I have never been a hardcore zombie fan. I am not repulsed by them, but I do not particularly seek them out either. They have sometimes come my way, courtesy films and the occasional graphic novel, but zombies or other forms of the undead–I can take ’em or leave ’em.Which was why, a few months ago, when I got the manuscript of Zombiestan from the nice people at Westland, I was not exactly skipping around. Once I started reading it though, I was completely hooked. And then I read Alice in Deadland in one gulp, and then Through the Killing Glass in another gulp. I am not sure whether I am a convert to zombie lit, but I am addicted to Mainak’s zombies (reading another one these days!).
So why do I, as an editor, like Zombiestan?
Firstly, because of my secret agenda: we believe that there is not enough good fiction in a wide enough range of subjects to interest Indian readers, especially young adult readers. Unusual subjects, where the stories are told really well. And well, fighting zombies in India–how much more unusual can you get, especially with protagonists like aging history professors and three-year-old boys!
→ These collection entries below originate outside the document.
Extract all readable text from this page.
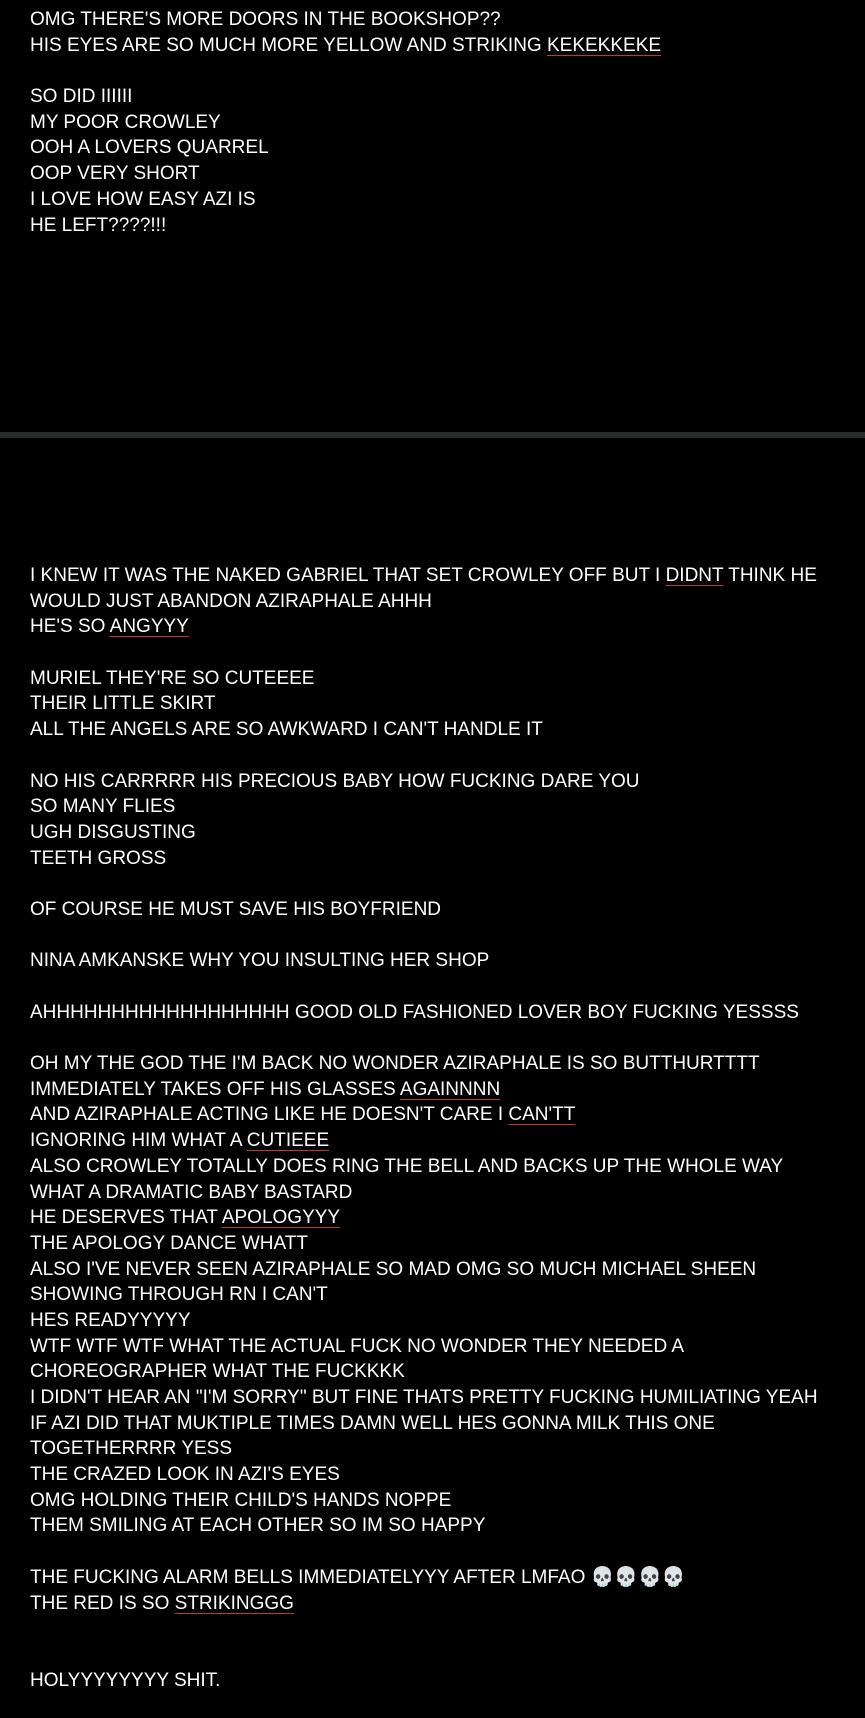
OMG THERE'S MORE DOORS IN THE BOOKSHOP??
HIS EYES ARE SO MUCH MORE YELLOW AND STRIKING KEKEKKEKE
SO DID IIIIII
MY POOR CROWLEY
OOH A LOVERS QUARREL
OOP VERY SHORT
I LOVE HOW EASY AZI IS
HE LEFT????!!!
I KNEW IT WAS THE NAKED GABRIEL THAT SET CROWLEY OFF BUT I DIDNT THINK HE
WOULD JUST ABANDON AZIRAPHALE AHHH
HE'S SO ANGYYY
MURIEL THEY'RE SO CUTEEEE
THEIR LITTLE SKIRT
ALL THE ANGELS ARE SO AWKWARD I CAN'T HANDLE IT
NO HIS CARRRRR HIS PRECIOUS BABY HOW FUCKING DARE YOU
SO MANY FLIES
UGH DISGUSTING
TEETH GROSS
OF COURSE HE MUST SAVE HIS BOYFRIEND
NINA AMKANSKE WHY YOU INSULTING HER SHOP
AHHHHHHHHHHHHHHHHHH GOOD OLD FASHIONED LOVER BOY FUCKING YESSSS
OH MY THE GOD THE I'M BACK NO WONDER AZIRAPHALE IS SO BUTTHURTTTT
IMMEDIATELY TAKES OFF HIS GLASSES AGAINNNN
AND AZIRAPHALE ACTING LIKE HE DOESN'T CARE I CAN'TT
IGNORING HIM WHAT A CUTIEEE
ALSO CROWLEY TOTALLY DOES RING THE BELL AND BACKS UP THE WHOLE WAY
WHAT A DRAMATIC BABY BASTARD
HE DESERVES THAT APOLOGYYY
THE APOLOGY DANCE WHATT
ALSO I'VE NEVER SEEN AZIRAPHALE SO MAD OMG SO MUCH MICHAEL SHEEN
SHOWING THROUGH RN I CAN'T
HES READYYYYY
WTF WTF WTF WHAT THE ACTUAL FUCK NO WONDER THEY NEEDED A
CHOREOGRAPHER WHAT THE FUCKKKK
I DIDN'T HEAR AN "I'M SORRY" BUT FINE THATS PRETTY FUCKING HUMILIATING YEAH
IF AZI DID THAT MUKTIPLE TIMES DAMN WELL HES GONNA MILK THIS ONE
TOGETHERRRR YESS
THE CRAZED LOOK IN AZI'S EYES
OMG HOLDING THEIR CHILD'S HANDS NOPPE
THEM SMILING AT EACH OTHER SO IM SO HAPPY
THE FUCKING ALARM BELLS IMMEDIATELYYY AFTER LMFAO 💀💀💀💀
THE RED IS SO STRIKINGGG
HOLYYYYYYYY SHIT.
The story is completely gripping. From the time that I started reading it, I read it at one go, and I was enthralled. The struggle of good versus evil, done well, never ages as a theme, and how much more relevant and real can it be than zombies in today’s Delhi? The characters were compelling and believable, and the sense of urgency which infuses the book makes it unputdownable.
The other thing of course, is that these zombies are a bit different from your typical garden-variety zombies. I am not a zombie expert, but from my acquaintance with the species, they tend to be quite mindless. Here, the zombies come with their own set of characteristics and agendas–and I do not want this to be a spoiler so no more! But in an age of innovations, I think these zombies fit in!
I have read almost all of Mainak’s books, and for reasons I would rather not explore too closely, I think it it is with zombies that he truly finds his voice. I am glad that this species of the undead have found such a powerful teller.
I have always been a zombie non-fan. I hate the idea of rotting flesh, the look and smell of it. It horrifies me. So it was with great reluctance that I started reading Zombiestan. Sayoni had loved it and wanted it to be one of the first books from Duckbill. Ugly undead people walking around? Really? I thought.I’m still no zombie fan. But I’ve read Zombiestantwice and I found it riveting both times. Never mind the rotting flesh – what a good adventure story needs are interesting people, tight plotting and nail-biting situations. So I found myself rooting for young Mayukh and feeling protective of the little boy who is the world’s only hope against the zombie invasion. And wishing that the women would get more proactive. Which they did, towards the end. In other words, the book did for me what good books should do, whatever the genre–it transported me into its world.So like Sayoni, I guess I’m a fan of Mainak’s zombies.But I have a confession to make: I was horrified by the cover of the book. Which probably means it’s a kick-ass cover!